Les médias auraient en effet tendance à rapporter ce qui touche le plus leur public. Si l’évocation d’un conflit ne produit pas de réaction, pas de ventes supplémentaires, alors on passe au suivant. Et lorsque cela « fonctionne », on peut entrer dans une sorte de feuilletonnage qui permet de garder les lecteurs ou les spectateurs.
Pour toucher le public, on s’intéressera évidemment à ce qui fait réagir, mais aussi à ce qui est proche. Pour Patrick Balemba, la proximité territoriale joue un rôle dans le fait qu’on entende ou pas parler d’un conflit « comme la guerre en Ukraine qui semble être à la porte de l’Europe. »
Enfin, Benoît Bourgine voit une dernière raison pour expliquer que certains conflits prennent toute l’attention médiatique : le poids symbolique. « Vous connaissez la maxime : no Jews, no news (pas de juifs, pas d’info, ndlr). Symboliquement, la guerre à Gaza voit s’affronter des juifs et des musulmans, c’est vendeur. Par contre, quand le camp de Yarmouk, au sud de Damas, a été vidé en 2015, on a très peu entendu parler de ces milliers de Palestiniens qui ont été tués. »
Un choix parfois contraint
Si le choix opéré par les rédactions est souvent éditorial, d’autres raisons peuvent être évoquées. La première est le manque d’information. Certains conflits se trouvent sur un territoire où les journalistes étrangers ne sont plus les bienvenus. C’est donc un véritable parcours du combattant d’obtenir des informations vérifiables et fiables pour ensuite informer les citoyens.

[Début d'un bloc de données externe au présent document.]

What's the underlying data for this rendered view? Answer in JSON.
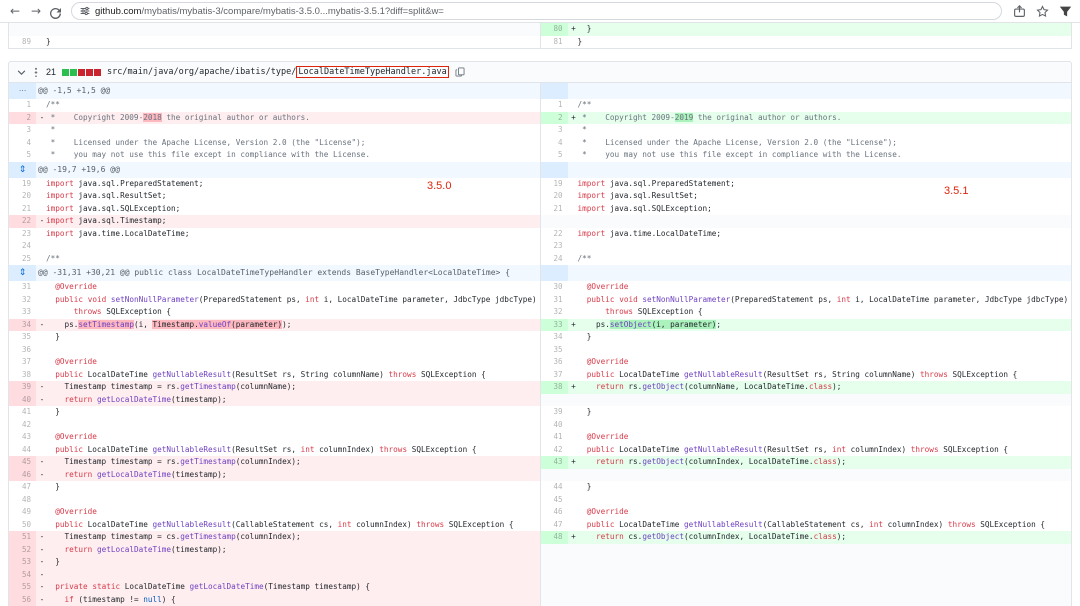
{
  "browser": {
    "url_host": "github.com",
    "url_path": "/mybatis/mybatis-3/compare/mybatis-3.5.0...mybatis-3.5.1?diff=split&w="
  },
  "file_header": {
    "changes_count": "21",
    "blocks": [
      "#2cbe4e",
      "#2cbe4e",
      "#cb2431",
      "#cb2431",
      "#cb2431"
    ],
    "path_prefix": "src/main/java/org/apache/ibatis/type/",
    "file_name": "LocalDateTimeTypeHandler.java"
  },
  "annotations": {
    "left_label": "3.5.0",
    "right_label": "3.5.1"
  },
  "icons": {
    "dots": "⋯",
    "expand": "⇕",
    "back": "←",
    "forward": "→"
  },
  "colors": {
    "addition_bg": "#e6ffed",
    "deletion_bg": "#ffeef0",
    "annotation_red": "#e0240b"
  },
  "top_partial_rows": [
    {
      "l": 0,
      "r": {
        "n": "80",
        "m": "+",
        "s": [
          [
            "  }",
            "p"
          ]
        ]
      }
    },
    {
      "c": [
        [
          "}",
          "p"
        ]
      ],
      "ln": "89",
      "rn": "81"
    }
  ],
  "diff_rows": [
    {
      "h": 1,
      "g": "dots",
      "t": "@@ -1,5 +1,5 @@"
    },
    {
      "c": [
        [
          "/**",
          "c"
        ]
      ],
      "ln": "1",
      "rn": "1"
    },
    {
      "l": {
        "n": "2",
        "m": "-",
        "s": [
          [
            " *    Copyright 2009-",
            "c"
          ],
          [
            "2018",
            "c hl"
          ],
          [
            " the original author or authors.",
            "c"
          ]
        ]
      },
      "r": {
        "n": "2",
        "m": "+",
        "s": [
          [
            " *    Copyright 2009-",
            "c"
          ],
          [
            "2019",
            "c hl"
          ],
          [
            " the original author or authors.",
            "c"
          ]
        ]
      }
    },
    {
      "c": [
        [
          " *",
          "c"
        ]
      ],
      "ln": "3",
      "rn": "3"
    },
    {
      "c": [
        [
          " *    Licensed under the Apache License, Version 2.0 (the \"License\");",
          "c"
        ]
      ],
      "ln": "4",
      "rn": "4"
    },
    {
      "c": [
        [
          " *    you may not use this file except in compliance with the License.",
          "c"
        ]
      ],
      "ln": "5",
      "rn": "5"
    },
    {
      "h": 1,
      "g": "expand",
      "t": "@@ -19,7 +19,6 @@"
    },
    {
      "c": [
        [
          "import",
          "k"
        ],
        [
          " java.sql.PreparedStatement;",
          "p"
        ]
      ],
      "ln": "19",
      "rn": "19"
    },
    {
      "c": [
        [
          "import",
          "k"
        ],
        [
          " java.sql.ResultSet;",
          "p"
        ]
      ],
      "ln": "20",
      "rn": "20"
    },
    {
      "c": [
        [
          "import",
          "k"
        ],
        [
          " java.sql.SQLException;",
          "p"
        ]
      ],
      "ln": "21",
      "rn": "21"
    },
    {
      "l": {
        "n": "22",
        "m": "-",
        "s": [
          [
            "import",
            "k"
          ],
          [
            " java.sql.Timestamp;",
            "p"
          ]
        ]
      },
      "r": 0
    },
    {
      "c": [
        [
          "import",
          "k"
        ],
        [
          " java.time.LocalDateTime;",
          "p"
        ]
      ],
      "ln": "23",
      "rn": "22"
    },
    {
      "c": [
        [
          "",
          "p"
        ]
      ],
      "ln": "24",
      "rn": "23"
    },
    {
      "c": [
        [
          "/**",
          "c"
        ]
      ],
      "ln": "25",
      "rn": "24"
    },
    {
      "h": 1,
      "g": "expand",
      "t": "@@ -31,31 +30,21 @@ public class LocalDateTimeTypeHandler extends BaseTypeHandler<LocalDateTime> {"
    },
    {
      "c": [
        [
          "  @Override",
          "k"
        ]
      ],
      "ln": "31",
      "rn": "30"
    },
    {
      "c": [
        [
          "  ",
          "p"
        ],
        [
          "public",
          "k"
        ],
        [
          " ",
          "p"
        ],
        [
          "void",
          "k"
        ],
        [
          " ",
          "p"
        ],
        [
          "setNonNullParameter",
          "e"
        ],
        [
          "(PreparedStatement ps, ",
          "p"
        ],
        [
          "int",
          "k"
        ],
        [
          " i, LocalDateTime parameter, JdbcType jdbcType)",
          "p"
        ]
      ],
      "ln": "32",
      "rn": "31"
    },
    {
      "c": [
        [
          "      ",
          "p"
        ],
        [
          "throws",
          "k"
        ],
        [
          " SQLException {",
          "p"
        ]
      ],
      "ln": "33",
      "rn": "32"
    },
    {
      "l": {
        "n": "34",
        "m": "-",
        "s": [
          [
            "    ps.",
            "p"
          ],
          [
            "setTimestamp",
            "e hl"
          ],
          [
            "(i, ",
            "p"
          ],
          [
            "Timestamp.",
            "p hl"
          ],
          [
            "valueOf",
            "e hl"
          ],
          [
            "(parameter)",
            "p hl"
          ],
          [
            ");",
            "p"
          ]
        ]
      },
      "r": {
        "n": "33",
        "m": "+",
        "s": [
          [
            "    ps.",
            "p"
          ],
          [
            "setObject",
            "e hl"
          ],
          [
            "(i, parameter)",
            "p hl"
          ],
          [
            ";",
            "p"
          ]
        ]
      }
    },
    {
      "c": [
        [
          "  }",
          "p"
        ]
      ],
      "ln": "35",
      "rn": "34"
    },
    {
      "c": [
        [
          "",
          "p"
        ]
      ],
      "ln": "36",
      "rn": "35"
    },
    {
      "c": [
        [
          "  @Override",
          "k"
        ]
      ],
      "ln": "37",
      "rn": "36"
    },
    {
      "c": [
        [
          "  ",
          "p"
        ],
        [
          "public",
          "k"
        ],
        [
          " LocalDateTime ",
          "p"
        ],
        [
          "getNullableResult",
          "e"
        ],
        [
          "(ResultSet rs, String columnName) ",
          "p"
        ],
        [
          "throws",
          "k"
        ],
        [
          " SQLException {",
          "p"
        ]
      ],
      "ln": "38",
      "rn": "37"
    },
    {
      "l": {
        "n": "39",
        "m": "-",
        "s": [
          [
            "    Timestamp timestamp = rs.",
            "p"
          ],
          [
            "getTimestamp",
            "e"
          ],
          [
            "(columnName);",
            "p"
          ]
        ]
      },
      "r": {
        "n": "38",
        "m": "+",
        "s": [
          [
            "    ",
            "p"
          ],
          [
            "return",
            "k"
          ],
          [
            " rs.",
            "p"
          ],
          [
            "getObject",
            "e"
          ],
          [
            "(columnName, LocalDateTime.",
            "p"
          ],
          [
            "class",
            "k"
          ],
          [
            ");",
            "p"
          ]
        ]
      }
    },
    {
      "l": {
        "n": "40",
        "m": "-",
        "s": [
          [
            "    ",
            "p"
          ],
          [
            "return",
            "k"
          ],
          [
            " ",
            "p"
          ],
          [
            "getLocalDateTime",
            "e"
          ],
          [
            "(timestamp);",
            "p"
          ]
        ]
      },
      "r": 0
    },
    {
      "c": [
        [
          "  }",
          "p"
        ]
      ],
      "ln": "41",
      "rn": "39"
    },
    {
      "c": [
        [
          "",
          "p"
        ]
      ],
      "ln": "42",
      "rn": "40"
    },
    {
      "c": [
        [
          "  @Override",
          "k"
        ]
      ],
      "ln": "43",
      "rn": "41"
    },
    {
      "c": [
        [
          "  ",
          "p"
        ],
        [
          "public",
          "k"
        ],
        [
          " LocalDateTime ",
          "p"
        ],
        [
          "getNullableResult",
          "e"
        ],
        [
          "(ResultSet rs, ",
          "p"
        ],
        [
          "int",
          "k"
        ],
        [
          " columnIndex) ",
          "p"
        ],
        [
          "throws",
          "k"
        ],
        [
          " SQLException {",
          "p"
        ]
      ],
      "ln": "44",
      "rn": "42"
    },
    {
      "l": {
        "n": "45",
        "m": "-",
        "s": [
          [
            "    Timestamp timestamp = rs.",
            "p"
          ],
          [
            "getTimestamp",
            "e"
          ],
          [
            "(columnIndex);",
            "p"
          ]
        ]
      },
      "r": {
        "n": "43",
        "m": "+",
        "s": [
          [
            "    ",
            "p"
          ],
          [
            "return",
            "k"
          ],
          [
            " rs.",
            "p"
          ],
          [
            "getObject",
            "e"
          ],
          [
            "(columnIndex, LocalDateTime.",
            "p"
          ],
          [
            "class",
            "k"
          ],
          [
            ");",
            "p"
          ]
        ]
      }
    },
    {
      "l": {
        "n": "46",
        "m": "-",
        "s": [
          [
            "    ",
            "p"
          ],
          [
            "return",
            "k"
          ],
          [
            " ",
            "p"
          ],
          [
            "getLocalDateTime",
            "e"
          ],
          [
            "(timestamp);",
            "p"
          ]
        ]
      },
      "r": 0
    },
    {
      "c": [
        [
          "  }",
          "p"
        ]
      ],
      "ln": "47",
      "rn": "44"
    },
    {
      "c": [
        [
          "",
          "p"
        ]
      ],
      "ln": "48",
      "rn": "45"
    },
    {
      "c": [
        [
          "  @Override",
          "k"
        ]
      ],
      "ln": "49",
      "rn": "46"
    },
    {
      "c": [
        [
          "  ",
          "p"
        ],
        [
          "public",
          "k"
        ],
        [
          " LocalDateTime ",
          "p"
        ],
        [
          "getNullableResult",
          "e"
        ],
        [
          "(CallableStatement cs, ",
          "p"
        ],
        [
          "int",
          "k"
        ],
        [
          " columnIndex) ",
          "p"
        ],
        [
          "throws",
          "k"
        ],
        [
          " SQLException {",
          "p"
        ]
      ],
      "ln": "50",
      "rn": "47"
    },
    {
      "l": {
        "n": "51",
        "m": "-",
        "s": [
          [
            "    Timestamp timestamp = cs.",
            "p"
          ],
          [
            "getTimestamp",
            "e"
          ],
          [
            "(columnIndex);",
            "p"
          ]
        ]
      },
      "r": {
        "n": "48",
        "m": "+",
        "s": [
          [
            "    ",
            "p"
          ],
          [
            "return",
            "k"
          ],
          [
            " cs.",
            "p"
          ],
          [
            "getObject",
            "e"
          ],
          [
            "(columnIndex, LocalDateTime.",
            "p"
          ],
          [
            "class",
            "k"
          ],
          [
            ");",
            "p"
          ]
        ]
      }
    },
    {
      "l": {
        "n": "52",
        "m": "-",
        "s": [
          [
            "    ",
            "p"
          ],
          [
            "return",
            "k"
          ],
          [
            " ",
            "p"
          ],
          [
            "getLocalDateTime",
            "e"
          ],
          [
            "(timestamp);",
            "p"
          ]
        ]
      },
      "r": 0
    },
    {
      "l": {
        "n": "53",
        "m": "-",
        "s": [
          [
            "  }",
            "p"
          ]
        ]
      },
      "r": 0
    },
    {
      "l": {
        "n": "54",
        "m": "-",
        "s": [
          [
            "",
            "p"
          ]
        ]
      },
      "r": 0
    },
    {
      "l": {
        "n": "55",
        "m": "-",
        "s": [
          [
            "  ",
            "p"
          ],
          [
            "private",
            "k"
          ],
          [
            " ",
            "p"
          ],
          [
            "static",
            "k"
          ],
          [
            " LocalDateTime ",
            "p"
          ],
          [
            "getLocalDateTime",
            "e"
          ],
          [
            "(Timestamp timestamp) {",
            "p"
          ]
        ]
      },
      "r": 0
    },
    {
      "l": {
        "n": "56",
        "m": "-",
        "s": [
          [
            "    ",
            "p"
          ],
          [
            "if",
            "k"
          ],
          [
            " (timestamp != ",
            "p"
          ],
          [
            "null",
            "n"
          ],
          [
            ") {",
            "p"
          ]
        ]
      },
      "r": 0
    }
  ]
}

Pour répondre à ce problème, Patrick Balemba et Benoît Bourgine proposent une solution commune : engager des correspondants locaux et recouper leurs informations. Cependant, cette approche se heurte à une autre contrainte des médias : le temps. Aujourd'hui, l'information doit être diffusée toujours plus rapidement. Attendre que plusieurs correspondants envoient leurs informations, puis les recouper, prend du temps. Par conséquent, l'information arrive plus lentement, si elle arrive…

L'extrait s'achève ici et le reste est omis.